All I wanted was to settle down, meet my Prince Charming, and live with him happily ever after. Ironically and against all odds, I ended up climbing mountains, exploring jungles, roaming the savanna, and swimming with sharks…

My journey began somehow accidentally in Greece, gained momentum on the Camino de Santiago, and gradually expanded across three continents, passing through Nepal, Cuba, Malaysia, Kenya, Tanzania, Ecuador and Peru. It included expeditions in the Himalayas, in the Amazon and Borneo rainforests, in the Galapagos archipelago, on Mount Kilimanjaro, and in the Serengeti during the wildebeest migration. It was a solitary quest, where most of what I learned and became resulted from individual experience and exploration.

Lonely as it was, my journey was full of color and excitement. At the end of it, like after a long, tight embrace, I feel closer to the spirit of this planet and its inhabitants. But times are changing fast—even as I write these lines. With growing concerns about excessive pollution or loss of biodiversity, travel to remote areas is increasingly overshadowed by moral dilemmas. Added to that, the global threats of epidemics and terrorism can turn even a short trip into a source of fear and frustration.
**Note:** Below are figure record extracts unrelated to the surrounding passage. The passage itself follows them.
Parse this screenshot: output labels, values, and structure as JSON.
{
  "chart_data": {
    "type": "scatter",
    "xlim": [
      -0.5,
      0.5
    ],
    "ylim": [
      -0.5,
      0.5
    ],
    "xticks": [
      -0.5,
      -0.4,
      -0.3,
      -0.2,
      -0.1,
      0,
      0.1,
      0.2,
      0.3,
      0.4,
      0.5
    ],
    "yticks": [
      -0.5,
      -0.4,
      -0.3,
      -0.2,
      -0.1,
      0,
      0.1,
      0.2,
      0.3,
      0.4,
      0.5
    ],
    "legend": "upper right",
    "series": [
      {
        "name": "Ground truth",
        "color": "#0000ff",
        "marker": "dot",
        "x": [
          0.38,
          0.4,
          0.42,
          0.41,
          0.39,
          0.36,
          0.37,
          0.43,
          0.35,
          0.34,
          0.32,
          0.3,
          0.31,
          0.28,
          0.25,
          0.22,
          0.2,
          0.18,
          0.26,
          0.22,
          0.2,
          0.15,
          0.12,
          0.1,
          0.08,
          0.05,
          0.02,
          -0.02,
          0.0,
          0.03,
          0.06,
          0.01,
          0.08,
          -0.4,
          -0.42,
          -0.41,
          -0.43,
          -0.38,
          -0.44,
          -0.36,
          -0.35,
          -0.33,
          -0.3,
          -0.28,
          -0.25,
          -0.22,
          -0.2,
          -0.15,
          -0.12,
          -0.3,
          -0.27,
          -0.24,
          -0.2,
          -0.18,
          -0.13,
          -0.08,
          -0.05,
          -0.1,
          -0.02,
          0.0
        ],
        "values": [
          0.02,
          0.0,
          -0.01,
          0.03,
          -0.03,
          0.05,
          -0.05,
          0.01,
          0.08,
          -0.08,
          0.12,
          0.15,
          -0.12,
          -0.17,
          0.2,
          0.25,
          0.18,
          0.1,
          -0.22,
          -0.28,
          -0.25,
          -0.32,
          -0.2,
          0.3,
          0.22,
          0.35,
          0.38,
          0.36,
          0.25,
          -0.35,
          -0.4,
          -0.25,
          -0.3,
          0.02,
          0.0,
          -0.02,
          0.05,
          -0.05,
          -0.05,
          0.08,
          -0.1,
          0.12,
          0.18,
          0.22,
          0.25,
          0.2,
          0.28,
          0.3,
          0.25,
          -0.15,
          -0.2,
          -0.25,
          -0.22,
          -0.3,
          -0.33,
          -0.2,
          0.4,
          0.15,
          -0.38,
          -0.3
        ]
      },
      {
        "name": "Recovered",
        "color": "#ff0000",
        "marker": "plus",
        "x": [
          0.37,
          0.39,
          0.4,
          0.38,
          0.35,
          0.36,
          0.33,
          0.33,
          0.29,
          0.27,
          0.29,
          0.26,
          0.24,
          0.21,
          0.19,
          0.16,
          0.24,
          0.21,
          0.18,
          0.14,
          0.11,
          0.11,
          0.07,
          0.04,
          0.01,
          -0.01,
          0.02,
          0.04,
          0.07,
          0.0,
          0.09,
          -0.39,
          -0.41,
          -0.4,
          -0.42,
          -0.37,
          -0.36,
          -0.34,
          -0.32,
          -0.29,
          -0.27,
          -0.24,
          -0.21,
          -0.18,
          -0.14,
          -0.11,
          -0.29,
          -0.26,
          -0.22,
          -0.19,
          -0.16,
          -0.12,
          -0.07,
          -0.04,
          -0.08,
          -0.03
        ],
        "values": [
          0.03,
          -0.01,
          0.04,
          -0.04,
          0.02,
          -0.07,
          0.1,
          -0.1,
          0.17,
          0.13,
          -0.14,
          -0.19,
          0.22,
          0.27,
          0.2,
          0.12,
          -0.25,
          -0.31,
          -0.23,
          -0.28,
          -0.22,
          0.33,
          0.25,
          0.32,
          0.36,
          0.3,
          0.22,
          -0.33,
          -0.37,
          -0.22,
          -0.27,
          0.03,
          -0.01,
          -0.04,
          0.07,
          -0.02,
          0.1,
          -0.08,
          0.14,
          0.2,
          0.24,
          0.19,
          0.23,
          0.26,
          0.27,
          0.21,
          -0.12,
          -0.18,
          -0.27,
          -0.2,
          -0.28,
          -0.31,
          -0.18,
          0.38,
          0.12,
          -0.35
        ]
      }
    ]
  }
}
In my recent travels, I often had the feeling that the world around me was caught up in a chaotic rush, spinning much too fast, at an agonizing speed. Such ailing restlessness was detrimental to self-reflection, for which there was simply no time left. Or, it is precisely the inner transformation that can make a travel experience more valuable than the mere consumption of tourist services. Such a thorny path could also enable us, I hope, to enjoy the beauty of our planet without destroying it and without harming other beings. This is the kind of journey I would like to inspire, through both my achievements and my mistakes.

Coming back from my adventures often felt like stepping out of a dream. It was as if everything had happened in a moment of reverie, and the details were fading too quickly. Only when I started to share it did the dream become real. This is how I got the idea to write about my travels. This way, I feel that they are complete.